Maklum, selama beberapa dekade, buku-buku pelajaran sejarah di Indonesia bahwa pembangunan jalan tersebut dilakukan melalui sistem kerja paksa.
Masyarakat Indonesia kala itu disebutkan dipaksa untuk bekerja setengah mati tanpa diberikan upah sepeser pun.
Padahal, belakangan terkuak bahwa sebenarnya pada saat itu pihak Belanda sudah mengalokasikan dana untuk upah para pekerja, yang sayangnya ternyata malah dikorupsi.
Darah koruptor
Proyek pembangunan Jalan Raya Pos Anyer-Panarukan sebenarnya bukanlah kerja paksa sepenuhnya.

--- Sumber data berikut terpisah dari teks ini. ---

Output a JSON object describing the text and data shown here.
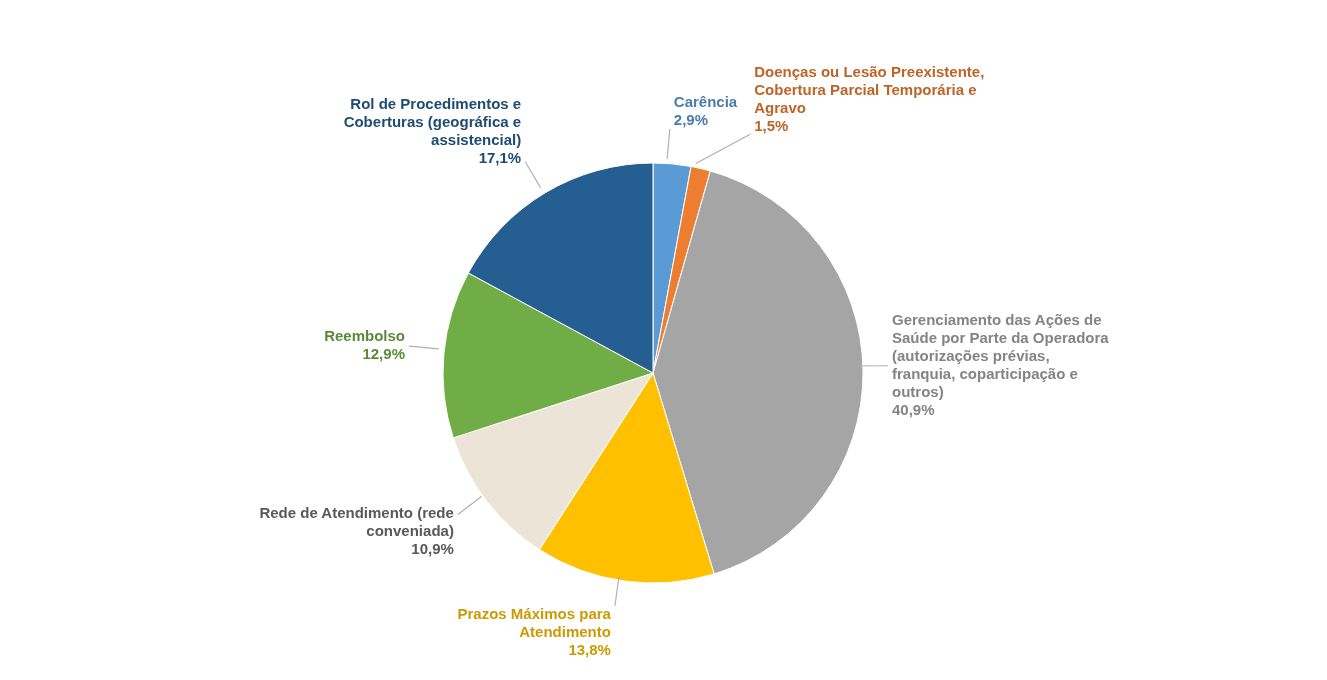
{
  "chart_data": {
    "type": "pie",
    "categories": [
      "Carência",
      "Doenças ou Lesão Preexistente, Cobertura Parcial Temporária e Agravo",
      "Gerenciamento das Ações de Saúde por Parte da Operadora (autorizações prévias, franquia, coparticipação e outros)",
      "Prazos Máximos para Atendimento",
      "Rede de Atendimento (rede conveniada)",
      "Reembolso",
      "Rol de Procedimentos e Coberturas (geográfica e assistencial)"
    ],
    "values": [
      2.9,
      1.5,
      40.9,
      13.8,
      10.9,
      12.9,
      17.1
    ],
    "colors": [
      "#5b9bd5",
      "#ed7d31",
      "#a5a5a5",
      "#ffc000",
      "#ede4d8",
      "#70ad47",
      "#255e91"
    ],
    "value_labels": [
      "2,9%",
      "1,5%",
      "40,9%",
      "13,8%",
      "10,9%",
      "12,9%",
      "17,1%"
    ]
  }
}
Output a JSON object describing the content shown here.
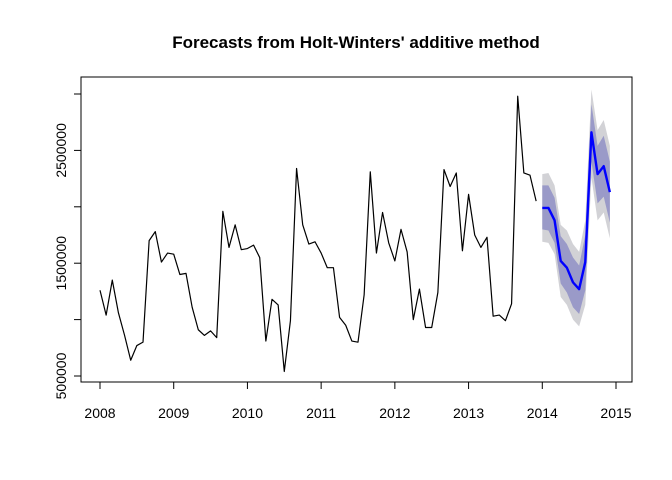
{
  "chart_data": {
    "type": "line",
    "title": "Forecasts from Holt-Winters' additive method",
    "xlabel": "",
    "ylabel": "",
    "xlim": [
      2008,
      2015
    ],
    "ylim": [
      500000,
      3000000
    ],
    "x_ticks": [
      "2008",
      "2009",
      "2010",
      "2011",
      "2012",
      "2013",
      "2014",
      "2015"
    ],
    "y_ticks": [
      "500000",
      "1500000",
      "2500000"
    ],
    "grid": false,
    "legend": "none",
    "colors": {
      "observed": "#000000",
      "forecast": "#0000ff",
      "band_80": "#9a9ac8",
      "band_95": "#d2d2d6"
    },
    "series": [
      {
        "start": 2008,
        "frequency": 12,
        "values": [
          1260000,
          1040000,
          1350000,
          1060000,
          860000,
          640000,
          770000,
          800000,
          1700000,
          1780000,
          1510000,
          1590000,
          1580000,
          1400000,
          1410000,
          1110000,
          910000,
          860000,
          900000,
          840000,
          1960000,
          1640000,
          1840000,
          1620000,
          1630000,
          1660000,
          1550000,
          810000,
          1180000,
          1130000,
          540000,
          990000,
          2340000,
          1840000,
          1670000,
          1690000,
          1590000,
          1460000,
          1460000,
          1020000,
          950000,
          810000,
          800000,
          1220000,
          2310000,
          1590000,
          1950000,
          1680000,
          1520000,
          1800000,
          1600000,
          1000000,
          1270000,
          930000,
          930000,
          1240000,
          2330000,
          2180000,
          2300000,
          1610000,
          2110000,
          1750000,
          1640000,
          1730000,
          1030000,
          1040000,
          990000,
          1140000,
          2980000,
          2300000,
          2280000,
          2050000
        ]
      },
      {
        "start": 2014,
        "frequency": 12,
        "values": [
          1990000,
          1990000,
          1880000,
          1520000,
          1460000,
          1330000,
          1270000,
          1510000,
          2660000,
          2290000,
          2360000,
          2130000
        ],
        "lo80": [
          1800000,
          1790000,
          1680000,
          1320000,
          1240000,
          1110000,
          1050000,
          1260000,
          2400000,
          2030000,
          2090000,
          1860000
        ],
        "hi80": [
          2190000,
          2190000,
          2080000,
          1740000,
          1670000,
          1550000,
          1480000,
          1750000,
          2910000,
          2540000,
          2630000,
          2400000
        ],
        "lo95": [
          1690000,
          1680000,
          1580000,
          1200000,
          1130000,
          1000000,
          940000,
          1130000,
          2260000,
          1880000,
          1950000,
          1720000
        ],
        "hi95": [
          2290000,
          2300000,
          2190000,
          1840000,
          1790000,
          1670000,
          1600000,
          1880000,
          3040000,
          2680000,
          2770000,
          2540000
        ]
      }
    ]
  }
}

Para pekerja yang terlibat dalam proyek tersebut memperoleh upah dari pemerintah, namun pembayaran upah tersebut diberikan melalui penguasa lokal yang bekerja di bawah Deandels.
Karena sistem pembayaran ini, uang upah yang seharusnya diterima oleh para pekerja tidak sampai pada mereka. Hal ini mengakibatkan banyak pekerja meninggal dunia.
Sebagai contoh, di daerah Jawa Tengah, Deandels memerintahkan para bupati untuk menyediakan sejumlah tenaga kerja.
Para pekerja ini akan diberikan upah sebesar 10 sen ditambah dengan beras dan garam setiap minggunya.
Namun, pembayaran ini tidak pernah dicatat oleh para bupati dan tidak dapat ditemukan dalam arsip sejarah Indonesia, Belanda, dan Prancis.
Pada tahun 1808, dana sebesar 30.000 gulden yang disiapkan oleh Deandels untuk membayar para pekerja habis, sehingga tidak ada lagi dana yang tersedia untuk melanjutkan proyek pembangunan jalan.
Kondisi ini akhirnya menyebabkan terjadinya kerja paksa tanpa upah.